No, you had to make your own decisions. Gypsy dunked her teabag, and when it cooled, she drank her tea. She felt strong and confident, and she had made up her mind. She dressed carefully to bolster her nerve for the snuff movie she was about to make. She had to dress nicely for her baby’s farewell. Garter belt, stockings, teddy trimmed with real Val lace. She slipped her dress from its wood hanger, not the perfumed, satin, padded kind she once had at her grandmother’s. She buckled on a thin, red leather belt. Her waist was still twenty-two inches. Now it wouldn’t ever have to get any bigger. She had painted her toes deep red, for no blood must stain her feet. She kissed herself good-bye in her mirror.

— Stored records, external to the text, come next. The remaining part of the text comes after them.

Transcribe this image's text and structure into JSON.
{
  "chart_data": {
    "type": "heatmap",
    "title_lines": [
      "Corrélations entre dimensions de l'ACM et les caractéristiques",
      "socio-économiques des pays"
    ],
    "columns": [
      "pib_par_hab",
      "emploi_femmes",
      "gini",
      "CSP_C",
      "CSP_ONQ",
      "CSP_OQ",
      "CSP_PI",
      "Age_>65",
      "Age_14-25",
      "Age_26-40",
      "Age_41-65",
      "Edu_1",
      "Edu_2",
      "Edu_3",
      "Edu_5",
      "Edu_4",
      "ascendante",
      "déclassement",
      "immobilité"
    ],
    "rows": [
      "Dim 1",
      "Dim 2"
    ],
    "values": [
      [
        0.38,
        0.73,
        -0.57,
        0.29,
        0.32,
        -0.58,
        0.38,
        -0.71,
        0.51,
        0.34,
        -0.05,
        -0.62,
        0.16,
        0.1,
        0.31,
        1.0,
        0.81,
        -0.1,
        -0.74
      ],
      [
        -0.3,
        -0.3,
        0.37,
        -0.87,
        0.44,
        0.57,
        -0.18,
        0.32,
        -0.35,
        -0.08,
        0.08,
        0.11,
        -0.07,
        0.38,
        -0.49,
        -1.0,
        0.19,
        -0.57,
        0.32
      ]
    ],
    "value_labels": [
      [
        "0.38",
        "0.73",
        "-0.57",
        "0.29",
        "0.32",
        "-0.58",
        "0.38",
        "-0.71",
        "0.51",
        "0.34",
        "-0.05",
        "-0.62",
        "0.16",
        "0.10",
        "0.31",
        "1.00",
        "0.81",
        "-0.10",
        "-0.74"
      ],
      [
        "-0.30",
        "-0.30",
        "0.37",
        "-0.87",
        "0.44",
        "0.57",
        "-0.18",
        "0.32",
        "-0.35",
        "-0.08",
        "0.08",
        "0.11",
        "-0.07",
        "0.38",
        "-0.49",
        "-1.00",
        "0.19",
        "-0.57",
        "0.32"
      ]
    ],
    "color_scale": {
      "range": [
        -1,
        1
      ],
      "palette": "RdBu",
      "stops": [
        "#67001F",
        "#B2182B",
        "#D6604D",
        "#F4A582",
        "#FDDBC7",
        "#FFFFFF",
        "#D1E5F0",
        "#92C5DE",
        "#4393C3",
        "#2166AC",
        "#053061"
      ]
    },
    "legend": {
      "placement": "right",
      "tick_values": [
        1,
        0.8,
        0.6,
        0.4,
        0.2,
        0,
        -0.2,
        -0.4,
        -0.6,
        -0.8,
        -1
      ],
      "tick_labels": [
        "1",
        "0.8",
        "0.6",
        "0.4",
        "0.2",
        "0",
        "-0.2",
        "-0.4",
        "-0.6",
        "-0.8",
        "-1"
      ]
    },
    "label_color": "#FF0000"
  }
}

She bundled on her old coat and scarf and cap and went out into the alley, heading for the Journal Square bus for Gifford Avenue. Passing the garbage cans, she took a last, over-the-shoulder look. Hungry dogs had overturned them, spilling trash, pawing at the foulness of the garbage, coffee grounds, banana peels, decaying bones. Rabid and starved, they were tearing apart the box she had stuffed there last night. Fighting over it, eating the red shoes.
“No,” she cried at them and ran to fight them. She kicked at them, swatted them with her purse, shouted at them to scat, get, shoo. They slunk away, yapping, protesting. She picked up the shoes. They were torn but wearable. She held them to her cheek, first one, then the other. She sniffed the soft flesh of the tomato-raspberry leather. They felt warm, vivid, filthy with the breath and slaver of dogs. They were too much alive. Small, malevolent creatures with open mouths. Mouths without tongues. They frightened her as if they could speak. No, not even speak but simply demand life, accusing and forlorn. She didn’t want to look at them ever again, but she did and pressed them to her cheek, to her mouth.
They had caught her unawares, and they opened their piteous red mouths to plead with her. “Let us stay, oh, let us stay, stay with you,” sang the red shoes to Gypsy’s innermost ear.